Добавить в цитаты Настройки чтения

Страница 100 из 122

— Иштван, я не должна была этого говорить, — всхлипнула она.

— Должна была. Мы слишком долго избегали этого разговора. Ты думала: «Пусть решает он, я не хочу, чтобы дело выглядело так, словно я за ним охочусь. Не буду торопить, пусть все произойдет само собой». А я обходил вопросы, которые неминуемо должны были быть поставлены, потому что этого требует честность, мы оба, по собственной доброй воле, поддерживая друг друга, обязаны на них ответить. И ты должна помочь мне в этом, и я — тебе.

— Я думала об этой минуте, мне представлялось, что ты именно это и скажешь, — захлебнулась она рыданием, — Но ведь ничего еще не решено. Все еще может перемениться, — в ее голосе зазвенела бескрайняя надежда. — Ведь не затем же Он мне тебя дал, чтобы побольней истерзать… Я вижу, насколько могу быть счастлива. Я жажду душевного покоя, который нахожу в тебе, и этого я должна быть лишена? В насмешку? Он не может играть нами так жестоко.

Она дышала прерывисто, речь ломалась от дрожи, еще не прошедшей после недавних слез.

Он понимал, что она уже не к нему обращается, она ведет торг за него с Тем, чье существование они оба хоть и признают, но в расчетах стараются обойти, И гладил ее по голове, тяжело, как отсеченная, скатившейся ему на грудь.
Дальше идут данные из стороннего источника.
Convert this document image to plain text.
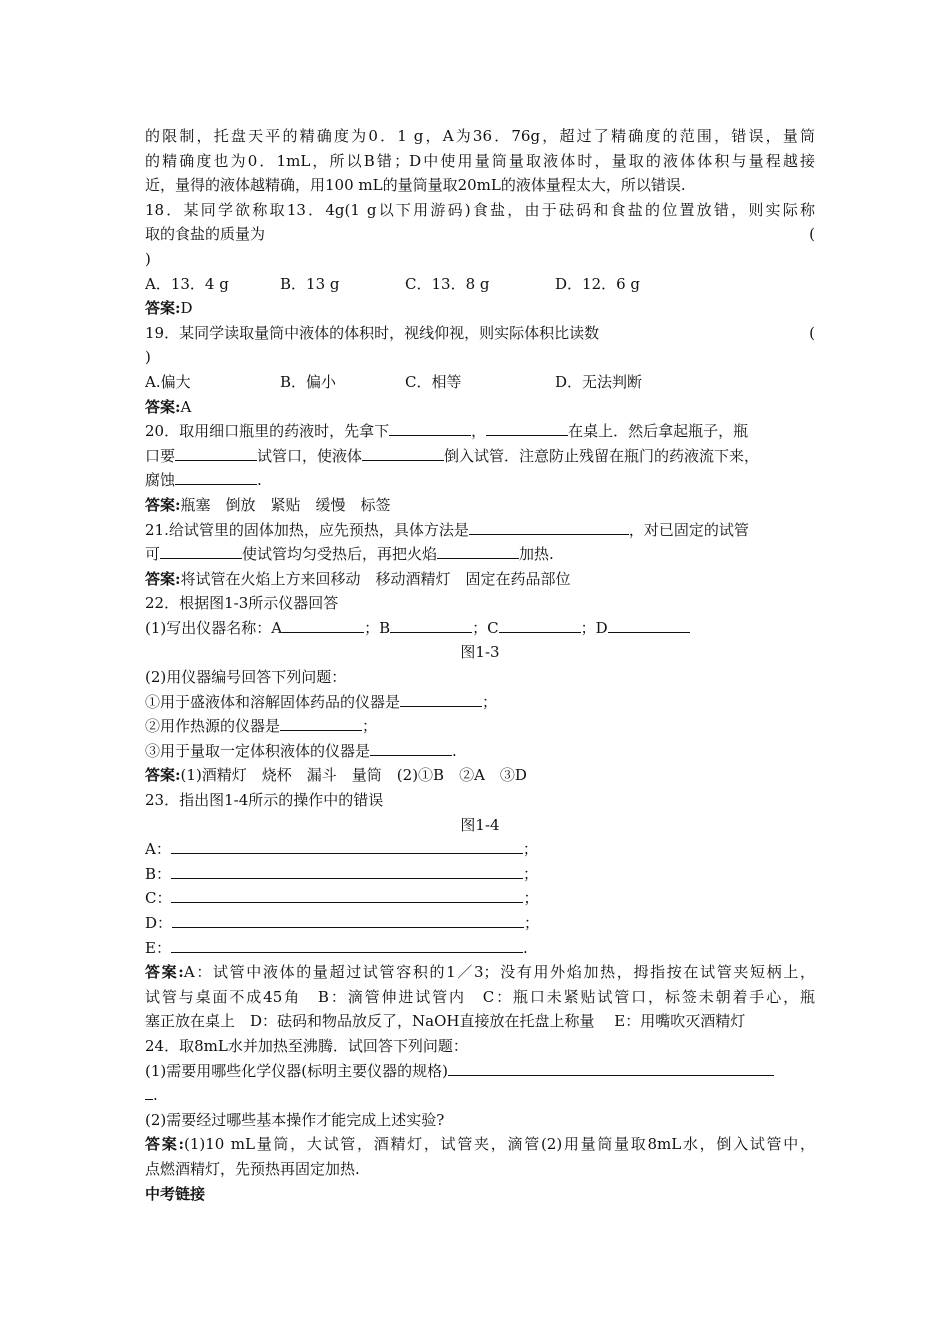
的限制，托盘天平的精确度为0．1 g，A为36．76g，超过了精确度的范围，错误，量筒
的精确度也为0．1mL，所以B错；D中使用量筒量取液体时，量取的液体体积与量程越接
近，量得的液体越精确，用100 mL的量筒量取20mL的液体量程太大，所以错误.
18．某同学欲称取13．4g(1 g以下用游码)食盐，由于砝码和食盐的位置放错，则实际称
取的食盐的质量为	(
)
A．13．4 g	B．13 g	C．13．8 g	D．12．6 g
答案:D
19．某同学读取量筒中液体的体积时，视线仰视，则实际体积比读数	(
)
A.偏大	B．偏小	C．相等	D．无法判断
答案:A
20．取用细口瓶里的药液时，先拿下	，	在桌上．然后拿起瓶子，瓶
口要	试管口，使液体	倒入试管．注意防止残留在瓶门的药液流下来，
腐蚀	.
答案:瓶塞　倒放　紧贴　缓慢　标签
21.给试管里的固体加热，应先预热，具体方法是	，对已固定的试管
可	使试管均匀受热后，再把火焰	加热.
答案:将试管在火焰上方来回移动　移动酒精灯　固定在药品部位
22．根据图1-3所示仪器回答
(1)写出仪器名称：A	；B	；C	；D
图1-3
(2)用仪器编号回答下列问题：
①用于盛液体和溶解固体药品的仪器是	；
②用作热源的仪器是	；
③用于量取一定体积液体的仪器是	.
答案:(1)酒精灯　烧杯　漏斗　量筒　(2)①B　②A　③D
23．指出图1-4所示的操作中的错误
图1-4
A：	；
B：	；
C：	；
D：	；
E：	.
答案:A：试管中液体的量超过试管容积的1／3；没有用外焰加热，拇指按在试管夹短柄上，
试管与桌面不成45角　B：滴管伸进试管内　C：瓶口未紧贴试管口，标签未朝着手心，瓶
塞正放在桌上　D：砝码和物品放反了，NaOH直接放在托盘上称量　 E：用嘴吹灭酒精灯
24．取8mL水并加热至沸腾．试回答下列问题：
(1)需要用哪些化学仪器(标明主要仪器的规格)
.
(2)需要经过哪些基本操作才能完成上述实验?
答案:(1)10 mL量筒，大试管，酒精灯，试管夹，滴管(2)用量筒量取8mL水，倒入试管中，
点燃酒精灯，先预热再固定加热.
中考链接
В этой ласке не было ничего чувственного, была только нежность, только надежда утолить прокатывающееся, словно гонимая ветром гроза, терзающее плоть рыдание.
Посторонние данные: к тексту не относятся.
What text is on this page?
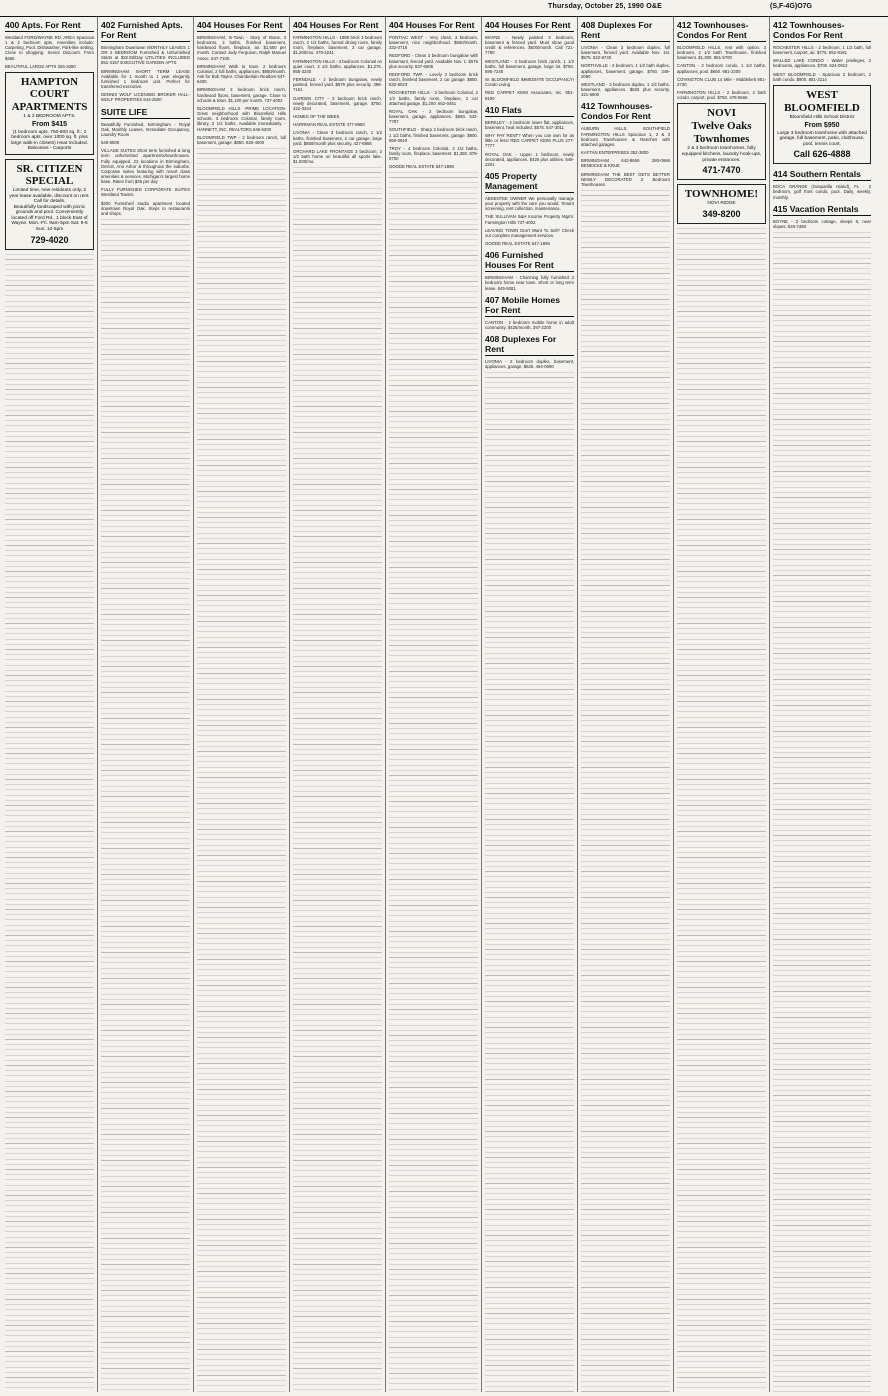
Thursday, October 25, 1990 O&E	(S,F-4G)O7G
400 Apts. For Rent

Westland FORD/WAYNE RD. AREA Spacious 1 & 2 bedroom apts. Amenities include: Carpeting, Pool, Dishwasher, Park-like setting, Close to shopping. Senior Discount. From $465

BEAUTIFUL LARGE APTS 326-3280

HAMPTON COURT
APARTMENTS
1 & 2 BEDROOM APTS.
From $415
(1 bedroom apts. 750-800 sq. ft.; 2 bedroom apts. over 1000 sq. ft. plus large walk-in closets) Heat Included. Balconies - Carports
SR. CITIZEN SPECIAL
Limited time, new residents only, 2 year lease available, discount on rent. Call for details.
Beautifully landscaped with picnic grounds and pool. Conveniently located off Ford Rd., 1 block East of Wayne. Mon.-Fri. 9am-5pm Sat. 9-5 Sun. 12-5pm
729-4020
402 Furnished Apts. For Rent

Birmingham Downtown MONTHLY LEASES 1 OR 2 BEDROOM Furnished & Unfurnished Starts at $32.50/Day UTILITIES INCLUDED 851-4157 EXECUTIVE GARDEN APTS

BIRMINGHAM SHORT TERM LEASE Available for 1 month to 1 year elegantly furnished 1 bedroom unit. Perfect for transferred executive.

DENNIS WOLF LICENSED BROKER HALL-WOLF PROPERTIES 644-2500

SUITE LIFE

Beautifully Furnished, Birmingham - Royal Oak, Monthly Leases, Immediate Occupancy, Laundry Room

549-5500

VILLAGE SUITES Short term furnished & long term unfurnished apartments/townhouses. Fully equipped. 22 locations in Birmingham, Detroit, Ann Arbor & throughout the suburbs. Corporate suites featuring with resort class amenities & services. Michigan's largest home base. Rates from $35 per day

FULLY FURNISHED CORPORATE SUITES Westland Towers

$400 Furnished studio apartment located downtown Royal Oak. Steps to restaurants and shops.

404 Houses For Rent

BIRMINGHAM, In-Town - Story of Stone, 3 bedrooms, 2 baths, finished basement, hardwood floors, fireplace, air. $1,500 per month. Contact Judy Ferguson, Ralph Manuel Assoc. 647-7100.

BIRMINGHAM Walk to town, 2 bedroom Colonial, 2 full baths, appliances, $950/month. Ask for Bob Taylor. Chamberlain Realtors 647-6400.

BIRMINGHAM 3 bedroom brick ranch, hardwood floors, basement, garage. Close to schools & town. $1,100 per month. 737-4002

BLOOMFIELD HILLS -PRIME LOCATION- Great neighborhood with Bloomfield Hills schools. 4 bedroom Colonial, family room, library, 2 1/2 baths. Available immediately. -HANNETT, INC. REALTORS 646-6200

BLOOMFIELD TWP - 2 bedroom ranch, full basement, garage. $850. 626-4000

404 Houses For Rent

FARMINGTON HILLS - 1988 brick 3 bedroom ranch, 2 1/2 baths, formal dining room, family room, fireplace, basement, 2 car garage. $1,200/mo. 478-2241

FARMINGTON HILLS - 3 bedroom Colonial on quiet court, 2 1/2 baths, appliances. $1,275. 855-3240

FERNDALE - 2 bedroom bungalow, newly painted, fenced yard. $575 plus security. 398-7161

GARDEN CITY - 3 bedroom brick ranch, newly decorated, basement, garage. $750. 422-3344

HOMES OF THE WEEK

HARRIMAN REAL ESTATE 477-8950

LIVONIA - Clean 3 bedroom ranch, 1 1/2 baths, finished basement, 2 car garage, large yard. $850/month plus security. 427-8866

ORCHARD LAKE FRONTAGE 3 bedroom, 2 1/2 bath home on beautiful all sports lake. $1,600/mo.

404 Houses For Rent

PONTIAC WEST - Very clean, 3 bedroom, basement, nice neighborhood. $550/month. 332-0716

REDFORD - Clean 3 bedroom bungalow with basement, fenced yard. Available Nov. 1. $575 plus security. 537-6606

REDFORD TWP. - Lovely 3 bedroom brick ranch, finished basement, 2 car garage. $850. 532-8023

ROCHESTER HILLS - 3 bedroom Colonial, 2 1/2 baths, family room, fireplace, 2 car attached garage. $1,200. 652-0451

ROYAL OAK - 2 bedroom bungalow, basement, garage, appliances. $650. 542-7787

SOUTHFIELD - Sharp 3 bedroom brick ranch, 1 1/2 baths, finished basement, garage. $900. 559-0910

TROY - 4 bedroom Colonial, 2 1/2 baths, family room, fireplace, basement. $1,350. 879-0700

GOODE REAL ESTATE 647-1896

404 Houses For Rent

WAYNE - Newly painted 3 bedroom, basement & fenced yard. Must show good credit & references. $600/month. Call 721-7790

WESTLAND - 3 bedroom brick ranch, 1 1/2 baths, full basement, garage, large lot. $750. 595-7245

W. BLOOMFIELD IMMEDIATE OCCUPANCY! Condo Living

RED CARPET KEIM Associates, Inc. 851-9100

410 Flats

BERKLEY - 2 bedroom lower flat, appliances, basement, heat included. $575. 547-3011

WHY PAY RENT? When you can own for as little or less! RED CARPET KEIM PLUS 277-7777

ROYAL OAK - Upper 1 bedroom, newly decorated, appliances. $425 plus utilities. 549-2201

405 Property Management

ABSENTEE OWNER We personally manage your property with the care you would. Tenant screening, rent collection, maintenance.

THE SULLIVAN S&H Income Property Mgmt. Farmington Hills 737-4002

LEAVING TOWN Don't Want To Sell? Check our complete management services.

GOODE REAL ESTATE 647-1896

406 Furnished Houses For Rent

BIRMINGHAM - Charming fully furnished 2 bedroom home near town. Short or long term lease. 645-9281

407 Mobile Homes For Rent

CANTON - 2 bedroom mobile home in adult community. $425/month. 397-2200

408 Duplexes For Rent

LIVONIA - 2 bedroom duplex, basement, appliances, garage. $625. 464-0090

408 Duplexes For Rent

LIVONIA - Clean 2 bedroom duplex, full basement, fenced yard. Available Nov. 1st. $575. 522-8740

NORTHVILLE - 2 bedroom, 1 1/2 bath duplex, appliances, basement, garage. $750. 349-2060

WESTLAND - 3 bedroom duplex, 1 1/2 baths, basement, appliances. $625 plus security. 421-5600

412 Townhouses-Condos For Rent

AUBURN HILLS, SOUTHFIELD FARMINGTON HILLS Spacious 1, 2 & 3 bedroom Townhouses & Ranches with attached garages.

KAFTAN ENTERPRISES 352-3800

BIRMINGHAM 642-8666 280-0666 BENEICKE & KRUE

BIRMINGHAM THE BEST GETS BETTER NEWLY DECORATED 2 Bedroom Townhouses.

412 Townhouses-Condos For Rent

BLOOMFIELD HILLS, rent with option. 3 bedroom, 2 1/2 bath Townhouse, finished basement. $1,300. 851-5700

CANTON - 2 bedroom condo, 1 1/2 baths, appliances, pool. $650. 981-2200

COVINGTON CLUB 14 Mile - Middlebelt 851-2730

FARMINGTON HILLS - 2 bedroom, 2 bath condo, carport, pool. $750. 478-5566

NOVI
Twelve Oaks
Townhomes
2 & 3 bedroom townhomes, fully equipped kitchens, laundry hook-ups, private entrances.
471-7470
TOWNHOME!
NOVI RIDGE
349-8200
412 Townhouses-Condos For Rent

ROCHESTER HILLS - 2 bedroom, 1 1/2 bath, full basement, carport, air. $775. 652-8181

WALLED LAKE CONDO - Water privileges, 2 bedrooms, appliances. $700. 624-0912

WEST BLOOMFIELD - Spacious 2 bedroom, 2 bath condo. $900. 851-3214

WEST
BLOOMFIELD
Bloomfield Hills School District
From $950
Large 3 bedroom townhome with attached garage, full basement, patio, clubhouse, pool, tennis court.
Call 626-4888
414 Southern Rentals

BOCA GRANDE (Gasparilla Island), FL - 2 bedroom, golf front condo, pool. Daily, weekly, monthly.

415 Vacation Rentals

BOYNE - 2 bedroom cottage, sleeps 6, near slopes. 626-7460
Они лежали рядом, их дыхание смешивалось, ее чуть ароматные волосы были у него под виском. Над ними громоздилась тьма, она давила так, что трудно было дышать. Ему казалось, что слышен шелест витающих чешуек невидимой сажи, хотя, может быть, это терлись о его грудь ресницы Маргит. Они оба представились вдруг парой только что вылупившихся цыплят, квочка их не приняла, их посадили в горшок, набитый старым пером и пухом, неведомая судьба страшит их, они жмутся друг к дружке, ищут крепости духа каждый в собственном тельце.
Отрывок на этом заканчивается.